Use the following command to configure tunnel sharing for HTTP traffic in a WAN optimization profile.

config wanopt profile edit default

config http

set tunnel-sharing {express-shared | private | shared}

end

 

Tunnel sharing is not always recommended and may not always be the best practice. Aggressive and non- aggressive protocols should not share the same tunnel. An aggressive protocol can be defined as a protocol that is able to get more bandwidth than a non-aggressive protocol. (The aggressive protocols can “starve” the non- aggressive protocols.) HTTP and FTP are considered aggressive protocols. If aggressive and non-aggressive protocols share the same tunnel, the aggressive protocols may take all of the available bandwidth. As a result, the performance of less aggressive protocols could be reduced. To avoid this problem, rules for HTTP and FTP traffic should have their own tunnel. To do this, set tunnel-sharing to private for WAN optimization rules that accept HTTP or FTP traffic.

It is also useful to set tunnel-sharing to express-shared for applications, such as Telnet, that are very interactive but not aggressive.
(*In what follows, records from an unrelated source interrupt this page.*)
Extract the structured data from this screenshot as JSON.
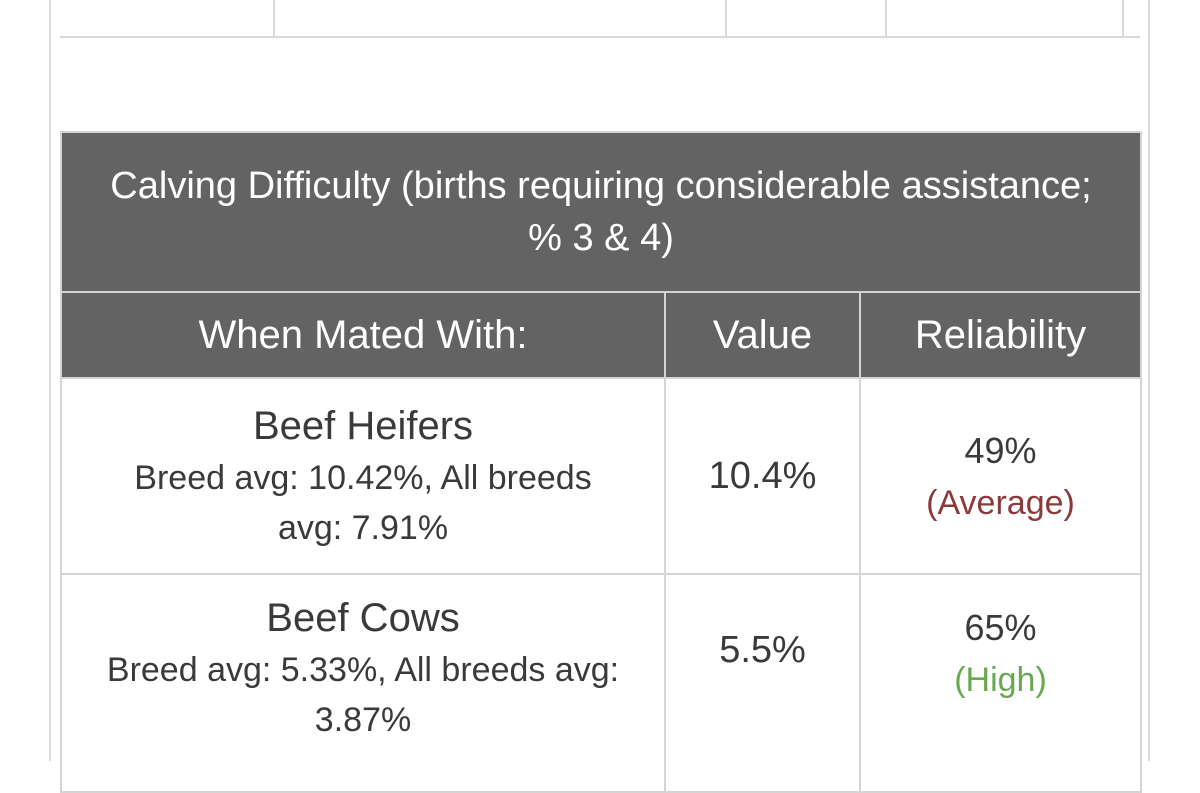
{
  "table": {
    "title": "Calving Difficulty (births requiring considerable assistance; % 3 & 4)",
    "headers": {
      "mated_with": "When Mated With:",
      "value": "Value",
      "reliability": "Reliability"
    },
    "rows": [
      {
        "name": "Beef Heifers",
        "avg": "Breed avg: 10.42%, All breeds avg: 7.91%",
        "value": "10.4%",
        "reliability_pct": "49%",
        "reliability_label": "(Average)"
      },
      {
        "name": "Beef Cows",
        "avg": "Breed avg: 5.33%, All breeds avg: 3.87%",
        "value": "5.5%",
        "reliability_pct": "65%",
        "reliability_label": "(High)"
      }
    ]
  },
  "colors": {
    "header_bg": "#636363",
    "reliability_average": "#8b3a3a",
    "reliability_high": "#6aa84f"
  }
}
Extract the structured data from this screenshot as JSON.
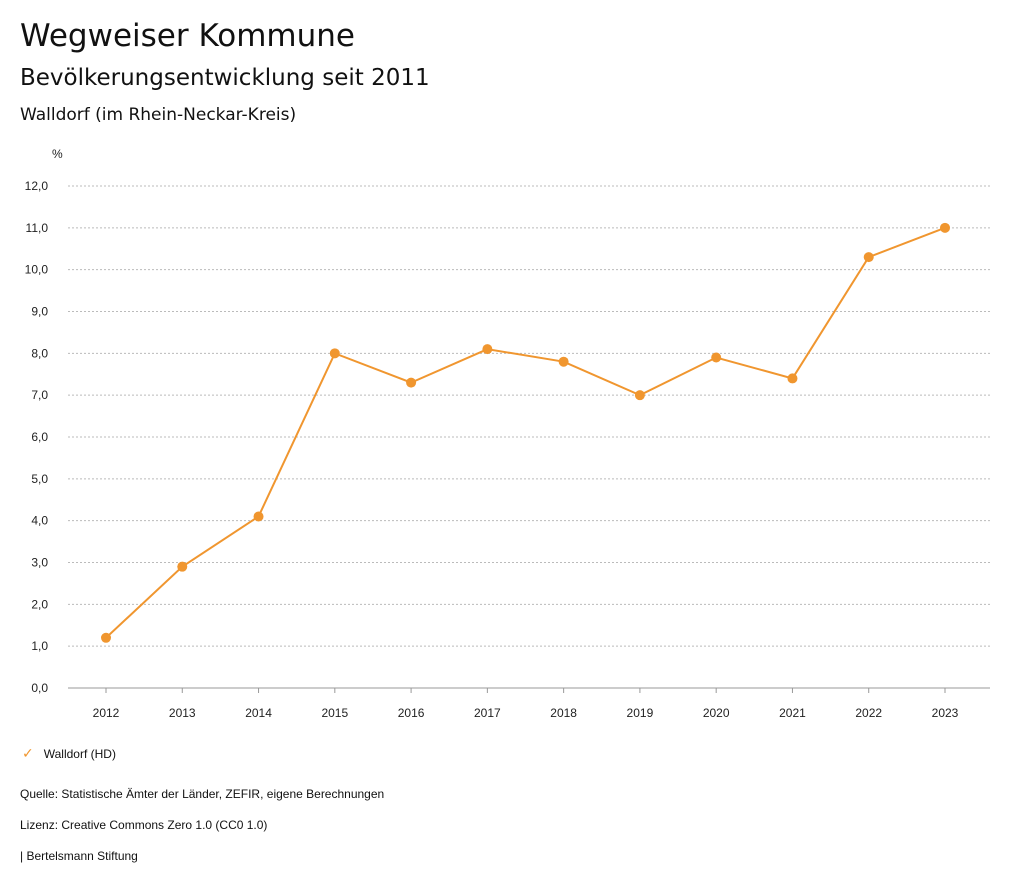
{
  "header": {
    "title": "Wegweiser Kommune",
    "subtitle": "Bevölkerungsentwicklung seit 2011",
    "region": "Walldorf (im Rhein-Neckar-Kreis)"
  },
  "chart_data": {
    "type": "line",
    "ylabel": "%",
    "ylim": [
      0,
      12
    ],
    "yticks": [
      "0,0",
      "1,0",
      "2,0",
      "3,0",
      "4,0",
      "5,0",
      "6,0",
      "7,0",
      "8,0",
      "9,0",
      "10,0",
      "11,0",
      "12,0"
    ],
    "categories": [
      "2012",
      "2013",
      "2014",
      "2015",
      "2016",
      "2017",
      "2018",
      "2019",
      "2020",
      "2021",
      "2022",
      "2023"
    ],
    "series": [
      {
        "name": "Walldorf (HD)",
        "color": "#f0962f",
        "values": [
          1.2,
          2.9,
          4.1,
          8.0,
          7.3,
          8.1,
          7.8,
          7.0,
          7.9,
          7.4,
          10.3,
          11.0
        ]
      }
    ],
    "grid": true,
    "legend_placement": "bottom-left"
  },
  "footer": {
    "source": "Quelle: Statistische Ämter der Länder, ZEFIR, eigene Berechnungen",
    "license": "Lizenz: Creative Commons Zero 1.0 (CC0 1.0)",
    "brand": "| Bertelsmann Stiftung"
  }
}
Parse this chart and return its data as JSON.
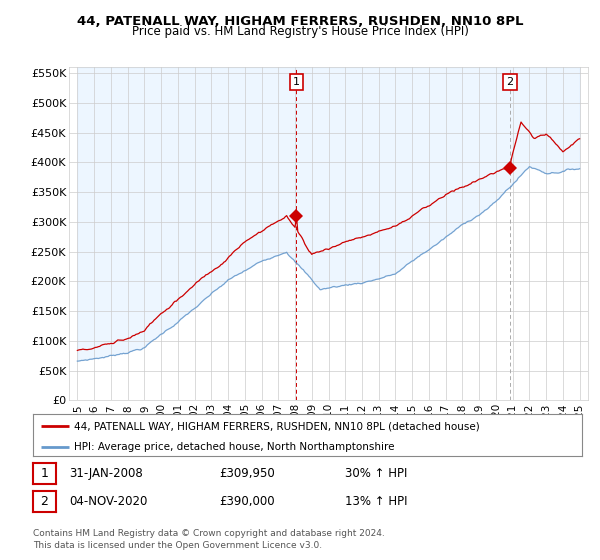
{
  "title1": "44, PATENALL WAY, HIGHAM FERRERS, RUSHDEN, NN10 8PL",
  "title2": "Price paid vs. HM Land Registry's House Price Index (HPI)",
  "ylabel_ticks": [
    "£0",
    "£50K",
    "£100K",
    "£150K",
    "£200K",
    "£250K",
    "£300K",
    "£350K",
    "£400K",
    "£450K",
    "£500K",
    "£550K"
  ],
  "ytick_vals": [
    0,
    50000,
    100000,
    150000,
    200000,
    250000,
    300000,
    350000,
    400000,
    450000,
    500000,
    550000
  ],
  "xlim": [
    1994.5,
    2025.5
  ],
  "ylim": [
    0,
    560000
  ],
  "sale1_x": 2008.08,
  "sale1_y": 309950,
  "sale2_x": 2020.84,
  "sale2_y": 390000,
  "vline1_x": 2008.08,
  "vline2_x": 2020.84,
  "legend_line1": "44, PATENALL WAY, HIGHAM FERRERS, RUSHDEN, NN10 8PL (detached house)",
  "legend_line2": "HPI: Average price, detached house, North Northamptonshire",
  "annotation1_num": "1",
  "annotation1_date": "31-JAN-2008",
  "annotation1_price": "£309,950",
  "annotation1_hpi": "30% ↑ HPI",
  "annotation2_num": "2",
  "annotation2_date": "04-NOV-2020",
  "annotation2_price": "£390,000",
  "annotation2_hpi": "13% ↑ HPI",
  "footer": "Contains HM Land Registry data © Crown copyright and database right 2024.\nThis data is licensed under the Open Government Licence v3.0.",
  "red_color": "#cc0000",
  "blue_color": "#6699cc",
  "fill_color": "#ddeeff",
  "bg_color": "#ffffff",
  "grid_color": "#cccccc"
}
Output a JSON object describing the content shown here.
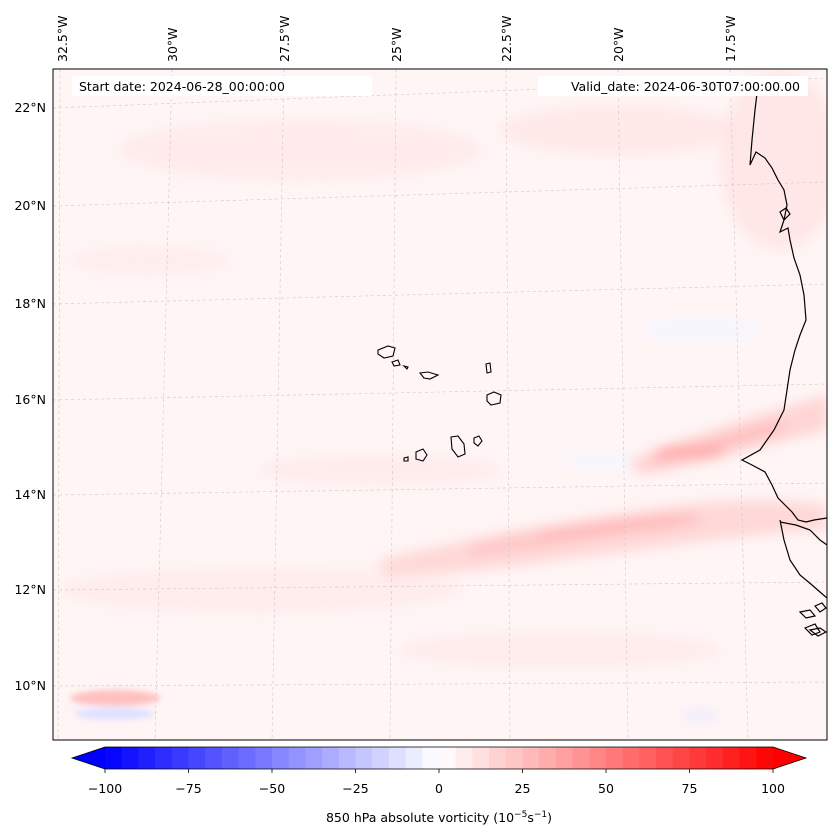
{
  "map": {
    "start_label": "Start date: 2024-06-28_00:00:00",
    "valid_label": "Valid_date: 2024-06-30T07:00:00.00",
    "lon_labels": [
      "32.5°W",
      "30°W",
      "27.5°W",
      "25°W",
      "22.5°W",
      "20°W",
      "17.5°W"
    ],
    "lat_labels": [
      "22°N",
      "20°N",
      "18°N",
      "16°N",
      "14°N",
      "12°N",
      "10°N"
    ]
  },
  "colorbar": {
    "ticks": [
      "−100",
      "−75",
      "−50",
      "−25",
      "0",
      "25",
      "50",
      "75",
      "100"
    ],
    "label_main": "850 hPa absolute vorticity (10",
    "label_exp1": "−5",
    "label_mid": "s",
    "label_exp2": "−1",
    "label_end": ")",
    "negative_color": "#0000ff",
    "zero_color": "#ffffff",
    "positive_color": "#ff0000"
  },
  "chart_data": {
    "type": "heatmap",
    "variable": "850 hPa absolute vorticity",
    "units": "10^-5 s^-1",
    "color_range": [
      -100,
      100
    ],
    "colormap": "bwr",
    "lon_range": [
      -32.5,
      -15.5
    ],
    "lat_range": [
      9,
      22.8
    ]
  }
}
Express sharing optimizes tunnel sharing for Telnet and other interactive applications where latency or delays would seriously affect the user’s experience with the protocol.

Set tunnel-sharing to shared for applications that are not aggressive and are not sensitive to latency or delays. WAN optimization rules set to sharing and express-shared can share the same tunnel.

Operating modes and VDOMs

Operating modes and VDOMs

To use WAN optimization, the FortiGate units can operate in either NAT/Route or Transparent mode. The client- side and server-side FortiGate units do not have to be operating in the same mode.

As well, the FortiGate units can be configured for multiple virtual domain (VDOM) operation. You configure WAN optimization for each VDOM and configure one or both of the units to operate with multiple VDOMs enabled.

If a FortiGate unit or VDOM is operating in Transparent mode with WAN optimization enabled, WAN optimization uses the management IP address as the peer IP address of the FortiGate unit instead of the address of an interface.